How To Succeed On Weight Watchers: Winning Points Without The Cost
Obesity is still a major problem in the United States, and with swimsuit season upon us more and more people are looking to lose weight. One of the most popular weight-loss programs in the country is the Weight Watchers program, and for good reason: its Winning Points and Core Plans allow its users the freedom to eat what they like and still lose weight.
The plan is effective, and the meetings are helpful for some people because they provide a large amount of support and accountability. Some people, however, need a more affordable option. Weekly fees and registration fees on top of buying pricey diet food can really break the bank if you’re already pinching pennies.
First of all, it needs to be said that there are actually a lot of benefits to attending a Weight Watchers meeting, because they spreads knowledge regarding coolsculpting arms treatment, which is essential for any person prefers going to gym. You get the acountability of being weighed by an accurate scale by an impartial person who will record your weight and keep that record for you. You receive new tips and tricks every week from a trained meeting facilitator called a “Leader.” You get to know your fellow meeting-mates and form a comraderie with them.
You receive cute little ribbons and stickers for milestone weight losses such as five pounds, ten pounds, twenty-five pounds, and fifty pounds. These incentives could be very beneficial to someone that could afford them. However, at a cost of $35 for the first meeting, $12 for each weekly meeting (and don’t forget if you skip a week, you have to pay for that missed week!), plus the cost of “diet food,” I was forced to seek other options to help me acheive my weight-loss goals.

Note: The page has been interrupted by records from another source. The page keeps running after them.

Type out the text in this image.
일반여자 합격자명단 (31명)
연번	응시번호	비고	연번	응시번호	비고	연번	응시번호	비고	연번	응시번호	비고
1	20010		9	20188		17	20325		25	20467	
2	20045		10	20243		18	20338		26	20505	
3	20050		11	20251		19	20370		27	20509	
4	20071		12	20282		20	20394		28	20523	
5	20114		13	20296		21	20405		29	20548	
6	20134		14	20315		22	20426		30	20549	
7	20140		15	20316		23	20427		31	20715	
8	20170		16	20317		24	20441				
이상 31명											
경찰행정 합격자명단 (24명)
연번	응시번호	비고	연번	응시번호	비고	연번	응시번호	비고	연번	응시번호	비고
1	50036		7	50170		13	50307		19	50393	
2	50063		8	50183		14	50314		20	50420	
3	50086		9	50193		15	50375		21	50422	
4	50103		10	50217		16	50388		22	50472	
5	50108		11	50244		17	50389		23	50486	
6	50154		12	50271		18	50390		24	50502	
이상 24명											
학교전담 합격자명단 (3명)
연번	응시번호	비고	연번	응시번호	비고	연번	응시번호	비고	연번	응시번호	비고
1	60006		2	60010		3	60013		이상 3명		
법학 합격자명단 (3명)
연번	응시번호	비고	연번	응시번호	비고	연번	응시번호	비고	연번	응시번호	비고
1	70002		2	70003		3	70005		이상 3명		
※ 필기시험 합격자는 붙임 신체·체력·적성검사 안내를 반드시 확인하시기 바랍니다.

It is not necessary to have your own scale if you’re going to follow the Weight Watchers program on your own, but you do need reliable access to the same scale at least once a week. This scale could be in your doctor’s office or at a gym, but you’ll find you track the progression of your weight loss much more accurately if you choose one scale and stick with it.
Once you’ve weighed yourself and you know where you’re starting from, you need to know how many points you should eat per day. Weight Watchers has a very specific rubric designed to determine exactly how many points an individual should eat per day. It is important to remember that you should never eat fewer than 18 points per day. You’re also allowed 35 Flex Points to spend throughout the week however you choose, and you have the opportunity to earn daily Activity Points.
You should calculate the Points value for everything you eat by entering the calorie value, fat value, and and fiber content into a points calculator such as the one found on this site. Weight Watchers caps fiber at four grams, so don’t try to enter more than four grams of fiber into your calculator! While it will lower the Points value of your meal, it won’t end up helping you in the long run.
You must, must, must — and I can’t stress this enough — must track your daily Points. I like to use an Excel spreadsheet, but you can use a paper journal or track them on a whiteboard on your refrigerator. Tracking your points not only helps keep you honest about how much you’ve actually eaten during the day so you don’t overeat, but it also helps to look back over previous weekly journals to try and spot problems.
Remember, the main keys to the Weight Watchers plan — and the reason it’s so successful — are the basic ideas of eat less and exercise more! You should never feel deprived; the beauty of the plan is that you can eat anything you like as long as you account for the Points!